WHAT MAKES A BOOK WORTH REREADING?

I loved The Da Vinci Code. I turned each page in a fever of excitement that excluded thoughts of the outside world. When done, I placed it on my bookshelf, weary with the fatigue that only a long book read at breakneck speed can brew. It sits there now, many years later, just where I left it. It’ll probably stay there, untouched, until I sell it secondhand or give it to a friend. And yet I have other books on that same shelf, books that I do reread year after year. Some of them, decade after decade.

Why?

I have an answer. At least, I have an answer that applies to me. It’s nothing to do with the quality of the book, as such. Dan Brown is a fine author (I like all his novels).
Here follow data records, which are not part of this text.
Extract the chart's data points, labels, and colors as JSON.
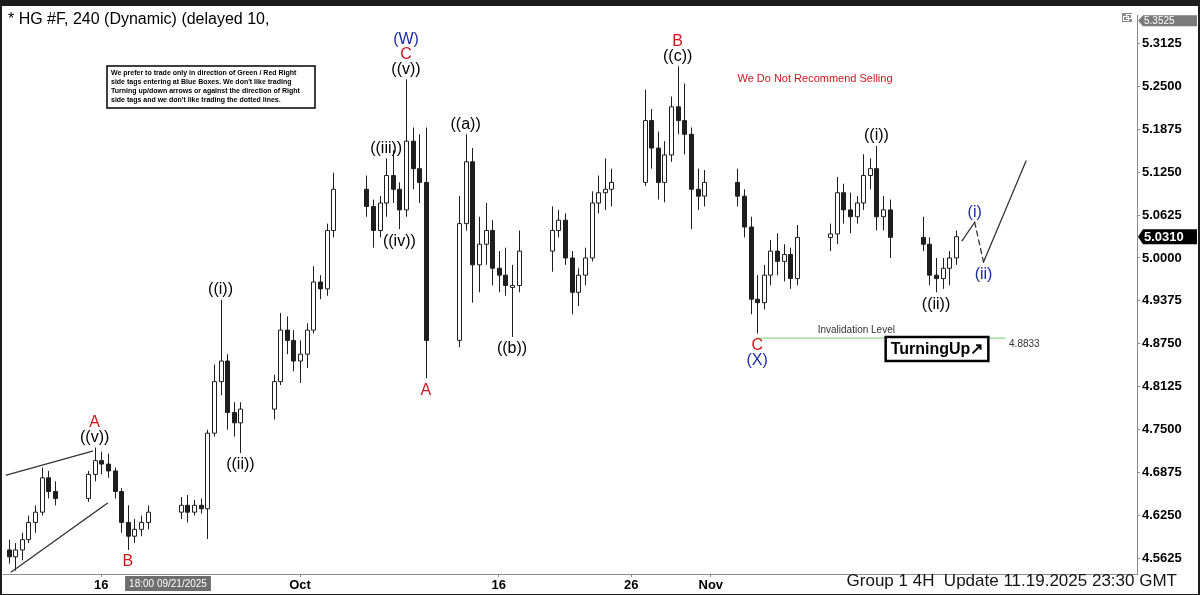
{
  "chart_data": {
    "type": "candlestick",
    "title": "* HG #F, 240 (Dynamic) (delayed 10,",
    "color": "#1e1e1e",
    "x": [
      "2025-09-09T00:00",
      "2025-09-09T12:00",
      "2025-09-10T00:00",
      "2025-09-10T12:00",
      "2025-09-11T00:00",
      "2025-09-11T12:00",
      "2025-09-12T00:00",
      "2025-09-12T12:00",
      "2025-09-15T00:00",
      "2025-09-15T12:00",
      "2025-09-16T00:00",
      "2025-09-16T12:00",
      "2025-09-17T00:00",
      "2025-09-17T12:00",
      "2025-09-18T00:00",
      "2025-09-18T12:00",
      "2025-09-19T00:00",
      "2025-09-19T12:00",
      "2025-09-22T00:00",
      "2025-09-22T12:00",
      "2025-09-23T00:00",
      "2025-09-23T12:00",
      "2025-09-24T00:00",
      "2025-09-24T12:00",
      "2025-09-25T00:00",
      "2025-09-25T12:00",
      "2025-09-26T00:00",
      "2025-09-26T12:00",
      "2025-09-29T00:00",
      "2025-09-29T12:00",
      "2025-09-30T00:00",
      "2025-09-30T12:00",
      "2025-10-01T00:00",
      "2025-10-01T12:00",
      "2025-10-02T00:00",
      "2025-10-02T12:00",
      "2025-10-03T00:00",
      "2025-10-03T12:00",
      "2025-10-06T00:00",
      "2025-10-06T12:00",
      "2025-10-07T00:00",
      "2025-10-07T12:00",
      "2025-10-08T00:00",
      "2025-10-08T12:00",
      "2025-10-09T00:00",
      "2025-10-09T12:00",
      "2025-10-10T00:00",
      "2025-10-10T12:00",
      "2025-10-13T00:00",
      "2025-10-13T12:00",
      "2025-10-14T00:00",
      "2025-10-14T12:00",
      "2025-10-15T00:00",
      "2025-10-15T12:00",
      "2025-10-16T00:00",
      "2025-10-16T12:00",
      "2025-10-17T00:00",
      "2025-10-17T12:00",
      "2025-10-20T00:00",
      "2025-10-20T12:00",
      "2025-10-21T00:00",
      "2025-10-21T12:00",
      "2025-10-22T00:00",
      "2025-10-22T12:00",
      "2025-10-23T00:00",
      "2025-10-23T12:00",
      "2025-10-24T00:00",
      "2025-10-24T12:00",
      "2025-10-27T00:00",
      "2025-10-27T12:00",
      "2025-10-28T00:00",
      "2025-10-28T12:00",
      "2025-10-29T00:00",
      "2025-10-29T12:00",
      "2025-10-30T00:00",
      "2025-10-30T12:00",
      "2025-10-31T00:00",
      "2025-10-31T12:00",
      "2025-11-03T00:00",
      "2025-11-03T12:00",
      "2025-11-04T00:00",
      "2025-11-04T12:00",
      "2025-11-05T00:00",
      "2025-11-05T12:00",
      "2025-11-06T00:00",
      "2025-11-06T12:00",
      "2025-11-07T00:00",
      "2025-11-07T12:00",
      "2025-11-10T00:00",
      "2025-11-10T12:00",
      "2025-11-11T00:00",
      "2025-11-11T12:00",
      "2025-11-12T00:00",
      "2025-11-12T12:00",
      "2025-11-13T00:00",
      "2025-11-13T12:00",
      "2025-11-14T00:00",
      "2025-11-14T12:00",
      "2025-11-17T00:00",
      "2025-11-17T12:00",
      "2025-11-18T00:00",
      "2025-11-18T12:00",
      "2025-11-19T00:00",
      "2025-11-19T12:00"
    ],
    "ohlc": [
      [
        4.575,
        4.59,
        4.555,
        4.565
      ],
      [
        4.565,
        4.585,
        4.545,
        4.575
      ],
      [
        4.575,
        4.6,
        4.56,
        4.59
      ],
      [
        4.59,
        4.625,
        4.585,
        4.615
      ],
      [
        4.615,
        4.64,
        4.6,
        4.63
      ],
      [
        4.63,
        4.695,
        4.625,
        4.68
      ],
      [
        4.68,
        4.69,
        4.65,
        4.66
      ],
      [
        4.66,
        4.675,
        4.64,
        4.65
      ],
      [
        4.65,
        4.69,
        4.645,
        4.685
      ],
      [
        4.685,
        4.724,
        4.675,
        4.705
      ],
      [
        4.705,
        4.718,
        4.685,
        4.7
      ],
      [
        4.7,
        4.715,
        4.68,
        4.69
      ],
      [
        4.69,
        4.695,
        4.65,
        4.66
      ],
      [
        4.66,
        4.665,
        4.6,
        4.615
      ],
      [
        4.615,
        4.64,
        4.575,
        4.595
      ],
      [
        4.595,
        4.62,
        4.585,
        4.605
      ],
      [
        4.605,
        4.625,
        4.595,
        4.615
      ],
      [
        4.615,
        4.64,
        4.605,
        4.63
      ],
      [
        4.63,
        4.652,
        4.62,
        4.64
      ],
      [
        4.64,
        4.655,
        4.615,
        4.63
      ],
      [
        4.63,
        4.648,
        4.625,
        4.64
      ],
      [
        4.64,
        4.65,
        4.628,
        4.635
      ],
      [
        4.635,
        4.75,
        4.591,
        4.745
      ],
      [
        4.745,
        4.845,
        4.74,
        4.82
      ],
      [
        4.82,
        4.939,
        4.8,
        4.85
      ],
      [
        4.85,
        4.86,
        4.75,
        4.775
      ],
      [
        4.775,
        4.79,
        4.74,
        4.76
      ],
      [
        4.76,
        4.79,
        4.716,
        4.78
      ],
      [
        4.78,
        4.83,
        4.765,
        4.82
      ],
      [
        4.82,
        4.92,
        4.815,
        4.895
      ],
      [
        4.895,
        4.915,
        4.86,
        4.88
      ],
      [
        4.88,
        4.895,
        4.835,
        4.85
      ],
      [
        4.85,
        4.88,
        4.818,
        4.86
      ],
      [
        4.86,
        4.905,
        4.84,
        4.895
      ],
      [
        4.895,
        4.988,
        4.89,
        4.965
      ],
      [
        4.965,
        4.975,
        4.94,
        4.955
      ],
      [
        4.955,
        5.05,
        4.945,
        5.04
      ],
      [
        5.04,
        5.124,
        5.03,
        5.1
      ],
      [
        5.1,
        5.12,
        5.06,
        5.075
      ],
      [
        5.075,
        5.085,
        5.015,
        5.04
      ],
      [
        5.04,
        5.09,
        5.03,
        5.08
      ],
      [
        5.08,
        5.145,
        5.06,
        5.12
      ],
      [
        5.12,
        5.157,
        5.08,
        5.1
      ],
      [
        5.1,
        5.11,
        5.042,
        5.07
      ],
      [
        5.07,
        5.26,
        5.06,
        5.17
      ],
      [
        5.17,
        5.19,
        5.1,
        5.13
      ],
      [
        5.13,
        5.18,
        5.08,
        5.11
      ],
      [
        5.11,
        5.19,
        4.825,
        4.88
      ],
      [
        4.88,
        5.09,
        4.87,
        5.05
      ],
      [
        5.05,
        5.18,
        5.04,
        5.14
      ],
      [
        5.14,
        5.16,
        4.935,
        4.99
      ],
      [
        4.99,
        5.06,
        4.95,
        5.02
      ],
      [
        5.02,
        5.08,
        4.99,
        5.04
      ],
      [
        5.04,
        5.055,
        4.96,
        4.985
      ],
      [
        4.985,
        5.01,
        4.95,
        4.975
      ],
      [
        4.975,
        5.015,
        4.945,
        4.96
      ],
      [
        4.96,
        4.99,
        4.885,
        4.96
      ],
      [
        4.96,
        5.04,
        4.95,
        5.01
      ],
      [
        5.01,
        5.075,
        4.98,
        5.04
      ],
      [
        5.04,
        5.07,
        5.03,
        5.055
      ],
      [
        5.055,
        5.065,
        4.99,
        5.0
      ],
      [
        5.0,
        5.01,
        4.918,
        4.95
      ],
      [
        4.95,
        4.985,
        4.93,
        4.975
      ],
      [
        4.975,
        5.015,
        4.96,
        5.0
      ],
      [
        5.0,
        5.097,
        4.995,
        5.08
      ],
      [
        5.08,
        5.12,
        5.065,
        5.095
      ],
      [
        5.095,
        5.145,
        5.07,
        5.1
      ],
      [
        5.1,
        5.13,
        5.075,
        5.11
      ],
      [
        5.11,
        5.245,
        5.105,
        5.2
      ],
      [
        5.2,
        5.217,
        5.13,
        5.16
      ],
      [
        5.16,
        5.184,
        5.085,
        5.11
      ],
      [
        5.11,
        5.17,
        5.081,
        5.15
      ],
      [
        5.15,
        5.235,
        5.14,
        5.22
      ],
      [
        5.22,
        5.279,
        5.18,
        5.2
      ],
      [
        5.2,
        5.254,
        5.151,
        5.18
      ],
      [
        5.18,
        5.19,
        5.042,
        5.1
      ],
      [
        5.1,
        5.13,
        5.07,
        5.09
      ],
      [
        5.09,
        5.128,
        5.075,
        5.11
      ],
      [
        5.11,
        5.13,
        5.075,
        5.09
      ],
      [
        5.09,
        5.1,
        5.03,
        5.045
      ],
      [
        5.045,
        5.06,
        4.918,
        4.94
      ],
      [
        4.94,
        4.975,
        4.89,
        4.935
      ],
      [
        4.935,
        4.99,
        4.925,
        4.975
      ],
      [
        4.975,
        5.026,
        4.96,
        5.01
      ],
      [
        5.01,
        5.036,
        4.975,
        4.995
      ],
      [
        4.995,
        5.02,
        4.966,
        5.005
      ],
      [
        5.005,
        5.015,
        4.955,
        4.97
      ],
      [
        4.97,
        5.048,
        4.96,
        5.03
      ],
      [
        5.03,
        5.05,
        5.01,
        5.035
      ],
      [
        5.035,
        5.118,
        5.02,
        5.095
      ],
      [
        5.095,
        5.108,
        5.05,
        5.07
      ],
      [
        5.07,
        5.095,
        5.036,
        5.06
      ],
      [
        5.06,
        5.09,
        5.05,
        5.08
      ],
      [
        5.08,
        5.151,
        5.07,
        5.12
      ],
      [
        5.12,
        5.145,
        5.1,
        5.13
      ],
      [
        5.13,
        5.163,
        5.04,
        5.06
      ],
      [
        5.06,
        5.09,
        5.04,
        5.07
      ],
      [
        5.07,
        5.085,
        5.0,
        5.03
      ],
      [
        5.03,
        5.06,
        5.01,
        5.02
      ],
      [
        5.02,
        5.03,
        4.96,
        4.975
      ],
      [
        4.975,
        5.0,
        4.95,
        4.97
      ],
      [
        4.97,
        5.0,
        4.955,
        4.985
      ],
      [
        4.985,
        5.01,
        4.96,
        5.0
      ],
      [
        5.0,
        5.04,
        4.99,
        5.031
      ]
    ],
    "series": [
      {
        "type": "line",
        "color": "#333333",
        "x": [
          "2025-09-08T20:00",
          "2025-09-15T08:00"
        ],
        "values": [
          4.684,
          4.719
        ]
      },
      {
        "type": "line",
        "color": "#333333",
        "x": [
          "2025-09-09T05:00",
          "2025-09-16T11:00"
        ],
        "values": [
          4.543,
          4.643
        ]
      },
      {
        "type": "line",
        "color": "#333333",
        "x": [
          "2025-11-19T23:00",
          "2025-11-20T22:00"
        ],
        "values": [
          5.025,
          5.052
        ]
      },
      {
        "type": "line",
        "color": "#333333",
        "line_style": "dashed",
        "x": [
          "2025-11-20T22:00",
          "2025-11-21T14:00"
        ],
        "values": [
          5.052,
          4.994
        ]
      },
      {
        "type": "line",
        "color": "#333333",
        "x": [
          "2025-11-21T14:00",
          "2025-11-24T19:00"
        ],
        "values": [
          4.994,
          5.141
        ]
      },
      {
        "type": "line",
        "name": "Invalidation Level",
        "color": "#8ed88e",
        "x": [
          "2025-11-04T12:00",
          "2025-11-23T05:00"
        ],
        "values": [
          4.8833,
          4.8833
        ],
        "value_labels": [
          null,
          "4.8833"
        ]
      }
    ],
    "xlim": [
      "2025-09-08T14:00",
      "2025-12-03T04:00"
    ],
    "xticks": [
      {
        "value": "2025-09-16",
        "label": "16"
      },
      {
        "value": "2025-10-01",
        "label": "Oct"
      },
      {
        "value": "2025-10-16",
        "label": "16"
      },
      {
        "value": "2025-10-26",
        "label": "26"
      },
      {
        "value": "2025-11-01",
        "label": "Nov"
      }
    ],
    "ylim": [
      4.54,
      5.3525
    ],
    "yticks": [
      4.5625,
      {
        "value": 4.625,
        "label": "4.6250"
      },
      4.6875,
      {
        "value": 4.75,
        "label": "4.7500"
      },
      4.8125,
      {
        "value": 4.875,
        "label": "4.8750"
      },
      4.9375,
      {
        "value": 5,
        "label": "5.0000"
      },
      5.0625,
      {
        "value": 5.125,
        "label": "5.1250"
      },
      5.1875,
      {
        "value": 5.25,
        "label": "5.2500"
      },
      5.3125
    ],
    "annotations": [
      {
        "text": "((v))",
        "x": "2025-09-15T12:00",
        "y": 4.724
      },
      {
        "text": "A",
        "x": "2025-09-15T12:00",
        "y": 4.724
      },
      {
        "text": "B",
        "x": "2025-09-18T00:00",
        "y": 4.575
      },
      {
        "text": "((i))",
        "x": "2025-09-25T00:00",
        "y": 4.939
      },
      {
        "text": "((ii))",
        "x": "2025-09-26T12:00",
        "y": 4.716
      },
      {
        "text": "((iii))",
        "x": "2025-10-07T12:00",
        "y": 5.145
      },
      {
        "text": "((iv))",
        "x": "2025-10-08T12:00",
        "y": 5.042
      },
      {
        "text": "((v))",
        "x": "2025-10-09T00:00",
        "y": 5.26
      },
      {
        "text": "C",
        "x": "2025-10-09T00:00",
        "y": 5.26
      },
      {
        "text": "(W)",
        "x": "2025-10-09T00:00",
        "y": 5.26
      },
      {
        "text": "((a))",
        "x": "2025-10-13T12:00",
        "y": 5.18
      },
      {
        "text": "A",
        "x": "2025-10-10T12:00",
        "y": 4.825
      },
      {
        "text": "((b))",
        "x": "2025-10-17T00:00",
        "y": 4.885
      },
      {
        "text": "((c))",
        "x": "2025-10-29T12:00",
        "y": 5.279
      },
      {
        "text": "B",
        "x": "2025-10-29T12:00",
        "y": 5.279
      },
      {
        "text": "C",
        "x": "2025-11-04T12:00",
        "y": 4.89
      },
      {
        "text": "(X)",
        "x": "2025-11-04T12:00",
        "y": 4.89
      },
      {
        "text": "((i))",
        "x": "2025-11-13T12:00",
        "y": 5.163
      },
      {
        "text": "((ii))",
        "x": "2025-11-18T00:00",
        "y": 4.95
      },
      {
        "text": "(i)",
        "x": "2025-11-20T22:00",
        "y": 5.052
      },
      {
        "text": "(ii)",
        "x": "2025-11-21T14:00",
        "y": 4.994
      },
      "We Do Not Recommend Selling",
      "We prefer to trade only in direction of Green / Red Right side tags entering at Blue Boxes. We don't like trading Turning up/down arrows or against the direction of Right side tags and we don't like trading the dotted lines.",
      "TurningUp↗",
      "Group 1 4H  Update 11.19.2025 23:30 GMT",
      "5.0310",
      "5.3525",
      "18:00 09/21/2025"
    ]
  }
}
It seems fashionable in some circles to shoot him down because he’s had enormous success. Good luck to him, I say. He earned that success.
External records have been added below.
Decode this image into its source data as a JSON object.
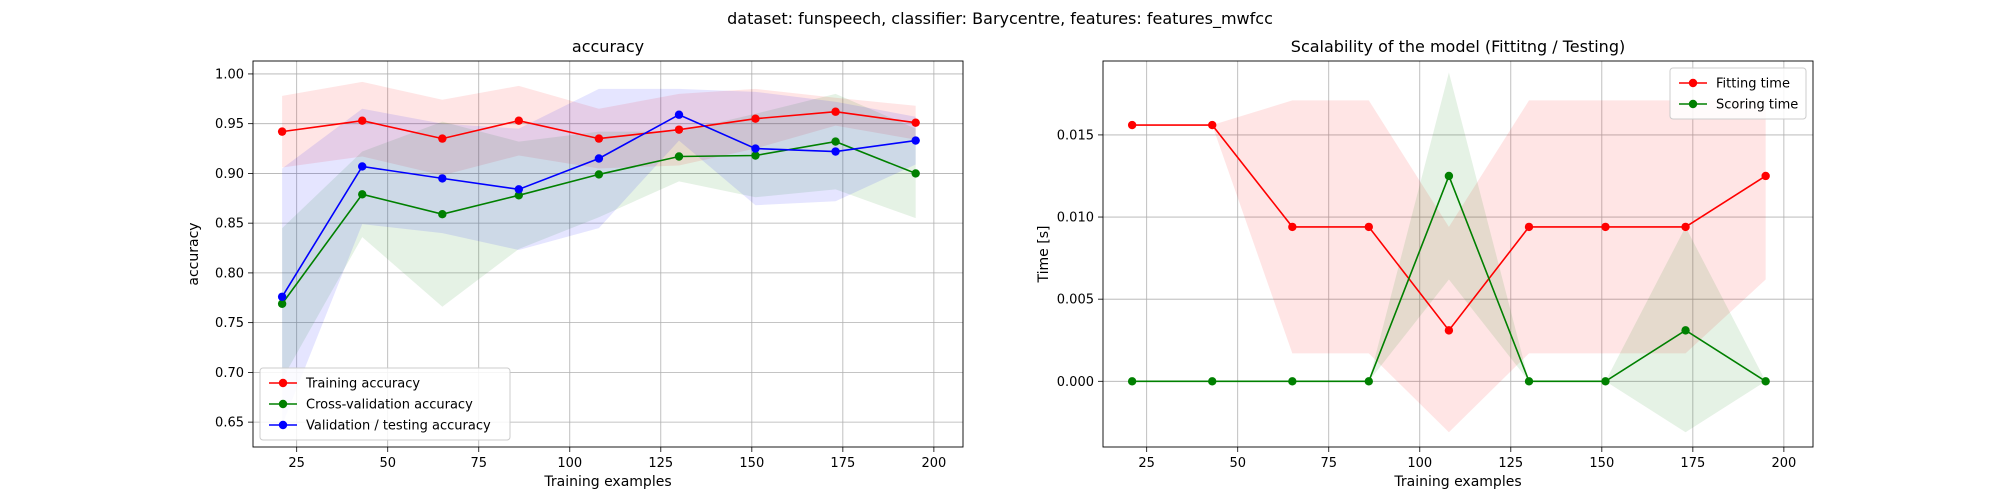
{
  "figure": {
    "suptitle": "dataset: funspeech, classifier: Barycentre, features: features_mwfcc"
  },
  "chart_data": [
    {
      "type": "line",
      "title": "accuracy",
      "xlabel": "Training examples",
      "ylabel": "accuracy",
      "xlim": [
        13,
        208
      ],
      "ylim": [
        0.625,
        1.013
      ],
      "xticks": [
        25,
        50,
        75,
        100,
        125,
        150,
        175,
        200
      ],
      "yticks": [
        0.65,
        0.7,
        0.75,
        0.8,
        0.85,
        0.9,
        0.95,
        1.0
      ],
      "ytick_format": 2,
      "grid": true,
      "legend": "lower-left",
      "x": [
        21,
        43,
        65,
        86,
        108,
        130,
        151,
        173,
        195
      ],
      "series": [
        {
          "name": "Training accuracy",
          "color": "#ff0000",
          "values": [
            0.942,
            0.953,
            0.935,
            0.953,
            0.935,
            0.944,
            0.955,
            0.962,
            0.951
          ],
          "upper": [
            0.978,
            0.992,
            0.974,
            0.988,
            0.965,
            0.98,
            0.985,
            0.976,
            0.968
          ],
          "lower": [
            0.906,
            0.917,
            0.898,
            0.918,
            0.905,
            0.908,
            0.925,
            0.948,
            0.934
          ]
        },
        {
          "name": "Cross-validation accuracy",
          "color": "#008000",
          "values": [
            0.769,
            0.879,
            0.859,
            0.878,
            0.899,
            0.917,
            0.918,
            0.932,
            0.9
          ],
          "upper": [
            0.845,
            0.922,
            0.952,
            0.932,
            0.942,
            0.942,
            0.96,
            0.98,
            0.945
          ],
          "lower": [
            0.693,
            0.836,
            0.766,
            0.824,
            0.856,
            0.892,
            0.876,
            0.884,
            0.855
          ]
        },
        {
          "name": "Validation / testing accuracy",
          "color": "#0000ff",
          "values": [
            0.776,
            0.907,
            0.895,
            0.884,
            0.915,
            0.959,
            0.925,
            0.922,
            0.933
          ],
          "upper": [
            0.905,
            0.965,
            0.95,
            0.945,
            0.985,
            0.985,
            0.982,
            0.972,
            0.957
          ],
          "lower": [
            0.647,
            0.849,
            0.84,
            0.823,
            0.845,
            0.933,
            0.868,
            0.872,
            0.909
          ]
        }
      ]
    },
    {
      "type": "line",
      "title": "Scalability of the model (Fittitng / Testing)",
      "xlabel": "Training examples",
      "ylabel": "Time [s]",
      "xlim": [
        13,
        208
      ],
      "ylim": [
        -0.004,
        0.0195
      ],
      "xticks": [
        25,
        50,
        75,
        100,
        125,
        150,
        175,
        200
      ],
      "yticks": [
        0.0,
        0.005,
        0.01,
        0.015
      ],
      "ytick_format": 3,
      "grid": true,
      "legend": "upper-right",
      "x": [
        21,
        43,
        65,
        86,
        108,
        130,
        151,
        173,
        195
      ],
      "series": [
        {
          "name": "Fitting time",
          "color": "#ff0000",
          "values": [
            0.0156,
            0.0156,
            0.0094,
            0.0094,
            0.0031,
            0.0094,
            0.0094,
            0.0094,
            0.0125
          ],
          "upper": [
            0.0156,
            0.0156,
            0.0171,
            0.0171,
            0.0094,
            0.0171,
            0.0171,
            0.0171,
            0.0171
          ],
          "lower": [
            0.0156,
            0.0156,
            0.0017,
            0.0017,
            -0.0031,
            0.0017,
            0.0017,
            0.0017,
            0.0062
          ]
        },
        {
          "name": "Scoring time",
          "color": "#008000",
          "values": [
            0.0,
            0.0,
            0.0,
            0.0,
            0.0125,
            0.0,
            0.0,
            0.0031,
            0.0
          ],
          "upper": [
            0.0,
            0.0,
            0.0,
            0.0,
            0.0188,
            0.0,
            0.0,
            0.0094,
            0.0
          ],
          "lower": [
            0.0,
            0.0,
            0.0,
            0.0,
            0.0062,
            0.0,
            0.0,
            -0.0031,
            0.0
          ]
        }
      ]
    }
  ]
}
There are many reasons for his popularity. The aforementioned page-turning fever of excitement is one. He’s a master of suspense, and plot twists, and a bunch of other things that I (and as it turns out, a few other people around the world) like.
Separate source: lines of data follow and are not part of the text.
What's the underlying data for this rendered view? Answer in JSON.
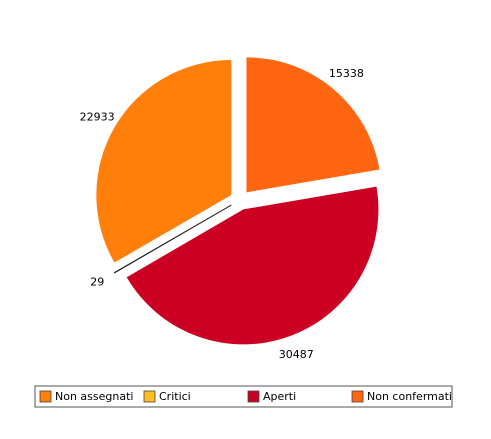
{
  "chart_data": {
    "type": "pie",
    "categories": [
      "Non assegnati",
      "Critici",
      "Aperti",
      "Non confermati"
    ],
    "values": [
      22933,
      29,
      30487,
      15338
    ],
    "colors": [
      "#ff7f0a",
      "#ffbb22",
      "#cc0022",
      "#ff6611"
    ]
  }
}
So, why won’t I read The Da Vinci Code a second time? Is it because I already know what happens, where the plot twists are and how it all ends? I don’t think so. I know the same things about all the books I reread, and that doesn’t stop me.

I do think it’s part of the problem, although only a small part. Dan Brown relies on these things more than most authors. Suspense, thrills, twists and theme are the chief attractions of his books. Once these elements are taken away, there’s not that much left.

So, what is left to any book when those elements are taken away? In Dan Brown’s case – a simple prose style. Clear, efficient and similar to most other thrillers. How does this differ from the books I reread?  These call me back by the sheer delight of their prose.

Good writing has a rhythm: each word, each sentence and each paragraph rings with music. It can lift me like poetry. It can bring goosebumps to my skin like a singer whose voice makes the air sweet. It can strike a chord in my heart like the glance of a girl across a crowded room. Good prose is a guide that leads me, step by step, without fault or jar, right into the heart of the story.

If a book has that, there’s something to fall back on when you already know what happens. Because while you’ll remember the details of the plot for a long time, the wording becomes fresh again in a matter of months. Prose of high quality works together with the story. Words, plot and character entwine and become one. Tolkien had that gift, and Ursula Le Guin, and David Eddings.

With some writers, the prose is a character, or it reflects the character’s dialogue so well that you don’t need to be told who’s speaking. There’s no mistaking Silk’s dialogue in The Belgariad: his deep intelligence, his dry wit, his bravado, the hidden but underlying depth of his feelings. All of these things drip from his every comment. It’s the same for Tolkien. He can convey a world of meaning by a simple name. Gollum. Moria. Mordor. Ithilien. You know who’s good or bad, what’s beautiful or fowl, just by the resonance of the name.

When prose, names, characters and story are one, there’s no limit to the number of times you can reread a book, because the reading is as much a pleasure as the story.